What is the maximum value for a field of view.
Can i go to 180 ? 360 ?

Knowing that the rendering would be done in a normal 1280x768 viewport.

Thanks !

Bob
02-09-2002, 01:57 AM
There's no maximum value of the FOV, only a threshold where you, as a user, find the projected image too distorted.

I, personally, think a vertical FOV of about 60 degrees for a fullscreen window is enough. Anything larger results in too much distortion.

Tron
02-09-2002, 08:53 AM
@Bob:
normal FOV is 90 degree, so 60 degree is pretty distorted and zoomed

@transnept:
the limit is < 180, cause the matrix is generated with tan(FOV / 2) and tan(90) is undefiend

Bob
02-09-2002, 01:36 PM
90 degress, huh? I think a scene is pretty distorted then. As I said, it's the user that defines the limit, and every use has a different limits. Saying 90 degrees is normal, is as wrong (and correct) as saying 60 is normal. i said what I think is normal.

And how can you say something is normal in 90 degrees but distorted in 60? Heck, place a cube in a corner in both 60 and 90 degree FOV. With which FOV does the cube look most like a cube (all corners closest to 90 degrees). That's what I mean with distortion. In 90 degree FOV, a cube in the corner of a view doens't look like a cube, but a pyramid or something similar.

Tron
02-09-2002, 09:04 PM
this is a simple perspective projection matrix:
A 0 0 0
0 B 0 0
0 0 C D
0 0 1 0

A = 1.0 / Aspect
B = 1.0
C = (Far + Near) / (Far - Near)
D = -2.0 * Far * Near / (Far - Near)


this is a perspective projection matrix with FOV:
A 0 0 0
0 B 0 0
0 0 C D
0 0 1 0

A = 1.0 / tan(Angle / 2.0 / 180.0 * M_PI) / Aspect
B = 1.0 / tan(Angle / 2.0 / 180.0 * M_PI)
C = (Far + Near) / (Far - Near)
D = -2.0 * Far * Near / (Far - Near)

they're only equal for the case FOV == 90
take pen and paper and build a projection matrix yourself and you'll see...

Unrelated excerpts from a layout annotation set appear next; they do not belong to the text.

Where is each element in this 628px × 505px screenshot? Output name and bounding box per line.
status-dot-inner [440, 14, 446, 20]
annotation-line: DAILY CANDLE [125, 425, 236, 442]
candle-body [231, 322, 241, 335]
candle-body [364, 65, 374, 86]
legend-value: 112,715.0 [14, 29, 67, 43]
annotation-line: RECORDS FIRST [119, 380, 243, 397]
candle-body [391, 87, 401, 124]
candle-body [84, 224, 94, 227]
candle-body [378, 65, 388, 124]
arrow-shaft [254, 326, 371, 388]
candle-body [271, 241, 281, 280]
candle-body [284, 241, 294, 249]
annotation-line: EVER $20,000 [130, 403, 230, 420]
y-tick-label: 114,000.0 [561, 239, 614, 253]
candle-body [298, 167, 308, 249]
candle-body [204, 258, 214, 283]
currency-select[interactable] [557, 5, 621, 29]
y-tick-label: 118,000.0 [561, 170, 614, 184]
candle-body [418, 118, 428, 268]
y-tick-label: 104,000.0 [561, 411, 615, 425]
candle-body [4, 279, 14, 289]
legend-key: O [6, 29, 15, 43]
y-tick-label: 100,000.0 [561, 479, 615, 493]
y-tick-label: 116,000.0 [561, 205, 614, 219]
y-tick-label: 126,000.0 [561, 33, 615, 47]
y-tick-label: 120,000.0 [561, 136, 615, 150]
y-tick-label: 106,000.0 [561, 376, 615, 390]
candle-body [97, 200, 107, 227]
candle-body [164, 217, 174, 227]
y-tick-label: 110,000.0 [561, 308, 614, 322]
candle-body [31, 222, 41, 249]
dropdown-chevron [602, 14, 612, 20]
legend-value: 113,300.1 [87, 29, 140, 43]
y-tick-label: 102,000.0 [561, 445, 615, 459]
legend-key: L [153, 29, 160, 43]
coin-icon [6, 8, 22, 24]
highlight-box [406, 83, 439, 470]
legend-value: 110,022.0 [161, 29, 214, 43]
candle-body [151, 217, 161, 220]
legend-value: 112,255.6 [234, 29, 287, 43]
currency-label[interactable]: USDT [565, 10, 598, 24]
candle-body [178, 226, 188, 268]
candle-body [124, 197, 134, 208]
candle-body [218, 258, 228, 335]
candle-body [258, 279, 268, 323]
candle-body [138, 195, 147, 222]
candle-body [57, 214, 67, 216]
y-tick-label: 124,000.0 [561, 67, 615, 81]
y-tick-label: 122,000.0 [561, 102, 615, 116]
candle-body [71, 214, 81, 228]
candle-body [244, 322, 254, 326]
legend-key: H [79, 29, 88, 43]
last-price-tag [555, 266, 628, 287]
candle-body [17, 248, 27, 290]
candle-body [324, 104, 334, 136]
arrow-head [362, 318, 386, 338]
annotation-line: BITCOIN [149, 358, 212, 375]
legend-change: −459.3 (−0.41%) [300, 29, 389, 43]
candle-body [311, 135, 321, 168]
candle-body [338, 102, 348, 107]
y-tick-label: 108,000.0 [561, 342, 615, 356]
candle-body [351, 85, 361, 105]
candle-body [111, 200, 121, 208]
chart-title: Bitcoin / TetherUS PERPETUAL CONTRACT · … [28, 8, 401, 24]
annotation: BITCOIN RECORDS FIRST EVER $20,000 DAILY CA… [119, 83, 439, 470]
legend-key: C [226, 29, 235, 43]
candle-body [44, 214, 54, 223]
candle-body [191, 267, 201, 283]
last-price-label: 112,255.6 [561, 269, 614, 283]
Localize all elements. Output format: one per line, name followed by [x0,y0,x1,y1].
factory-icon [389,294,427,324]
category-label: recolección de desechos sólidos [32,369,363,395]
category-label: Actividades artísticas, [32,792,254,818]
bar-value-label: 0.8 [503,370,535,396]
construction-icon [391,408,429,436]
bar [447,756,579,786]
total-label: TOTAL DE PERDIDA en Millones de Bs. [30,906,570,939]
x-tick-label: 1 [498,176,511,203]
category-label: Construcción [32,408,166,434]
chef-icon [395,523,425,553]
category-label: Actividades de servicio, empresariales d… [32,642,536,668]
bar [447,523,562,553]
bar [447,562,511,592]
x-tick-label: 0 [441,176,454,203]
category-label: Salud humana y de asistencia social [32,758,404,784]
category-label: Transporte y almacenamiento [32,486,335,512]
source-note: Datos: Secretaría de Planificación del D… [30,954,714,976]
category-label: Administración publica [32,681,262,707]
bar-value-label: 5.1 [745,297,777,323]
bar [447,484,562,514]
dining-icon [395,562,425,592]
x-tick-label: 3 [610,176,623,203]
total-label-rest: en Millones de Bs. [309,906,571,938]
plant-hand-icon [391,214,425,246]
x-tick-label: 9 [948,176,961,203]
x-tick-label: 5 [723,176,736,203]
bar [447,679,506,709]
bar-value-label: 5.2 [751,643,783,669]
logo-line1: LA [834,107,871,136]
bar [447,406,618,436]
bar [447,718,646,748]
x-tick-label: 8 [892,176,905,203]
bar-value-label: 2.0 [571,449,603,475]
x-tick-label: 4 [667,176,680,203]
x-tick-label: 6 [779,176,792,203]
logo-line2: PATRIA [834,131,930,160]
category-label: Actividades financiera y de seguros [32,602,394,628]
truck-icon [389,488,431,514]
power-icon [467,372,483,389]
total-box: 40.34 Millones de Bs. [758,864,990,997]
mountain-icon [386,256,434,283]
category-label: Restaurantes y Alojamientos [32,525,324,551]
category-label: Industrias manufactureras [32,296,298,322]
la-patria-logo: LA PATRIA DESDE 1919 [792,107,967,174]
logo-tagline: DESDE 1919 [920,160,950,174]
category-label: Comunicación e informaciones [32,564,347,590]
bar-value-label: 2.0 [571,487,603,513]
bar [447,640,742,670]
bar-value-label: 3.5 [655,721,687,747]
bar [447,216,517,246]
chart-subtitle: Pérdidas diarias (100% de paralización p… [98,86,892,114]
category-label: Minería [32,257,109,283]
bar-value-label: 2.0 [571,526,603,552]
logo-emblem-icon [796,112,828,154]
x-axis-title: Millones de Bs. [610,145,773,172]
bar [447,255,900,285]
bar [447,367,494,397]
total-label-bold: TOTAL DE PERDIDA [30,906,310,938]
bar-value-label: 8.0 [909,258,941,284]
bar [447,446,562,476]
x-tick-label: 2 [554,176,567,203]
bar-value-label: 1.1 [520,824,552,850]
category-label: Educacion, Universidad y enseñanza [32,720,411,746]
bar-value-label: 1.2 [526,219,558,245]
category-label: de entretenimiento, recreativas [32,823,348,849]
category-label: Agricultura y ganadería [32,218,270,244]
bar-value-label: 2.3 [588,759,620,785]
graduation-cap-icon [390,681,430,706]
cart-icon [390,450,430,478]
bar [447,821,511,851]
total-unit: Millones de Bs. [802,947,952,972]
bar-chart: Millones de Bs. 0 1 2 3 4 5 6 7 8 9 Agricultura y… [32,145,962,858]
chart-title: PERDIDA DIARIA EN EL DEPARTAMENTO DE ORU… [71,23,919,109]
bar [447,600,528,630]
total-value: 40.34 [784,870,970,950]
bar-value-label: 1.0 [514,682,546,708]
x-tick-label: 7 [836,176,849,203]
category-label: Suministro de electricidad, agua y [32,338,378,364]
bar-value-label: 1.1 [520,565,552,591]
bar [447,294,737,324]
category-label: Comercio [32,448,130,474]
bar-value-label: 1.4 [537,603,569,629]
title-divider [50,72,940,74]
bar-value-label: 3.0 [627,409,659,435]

btw: in Quake the normal FOV is 90 too and i think JC know's much about projection and FOV.
and with every other value things look zommen and distorted.

02-09-2002, 09:57 PM
looking at this, im wondering if it works on half the angle basis ie straight ahead is 0 and 45 degrees is the viewing angle, aka 90, this looks like it could be the case but i cant say for certain.
45 0 45
\ | /
\|/

Bob
02-10-2002, 02:43 AM
Tron, I can see that the two matrices are equal then the FOV is 90 degrees, but what does that has to do with the fact that objects looks distorted or not? When playing any FPS with 90 degree FOV, I can clearly see how the objects are distorted when they reach the edge of the screen. In my oppinion, it's quite annoying.

My monitor is about 13 inch high, and I have my eyes about 18 inch away. Using some trigonometry and geometry, I get the vertical FOV to about 40 degrees. That's the true FOV I see when looking at a fullscreen window on my monitor. An I have tried it, and it doens't look bad at all. The fact that you don't see much of the surrounding is another problem. But that's the amount of environment I would see if I was looking through a rectangle of that size, at that distance, in real life.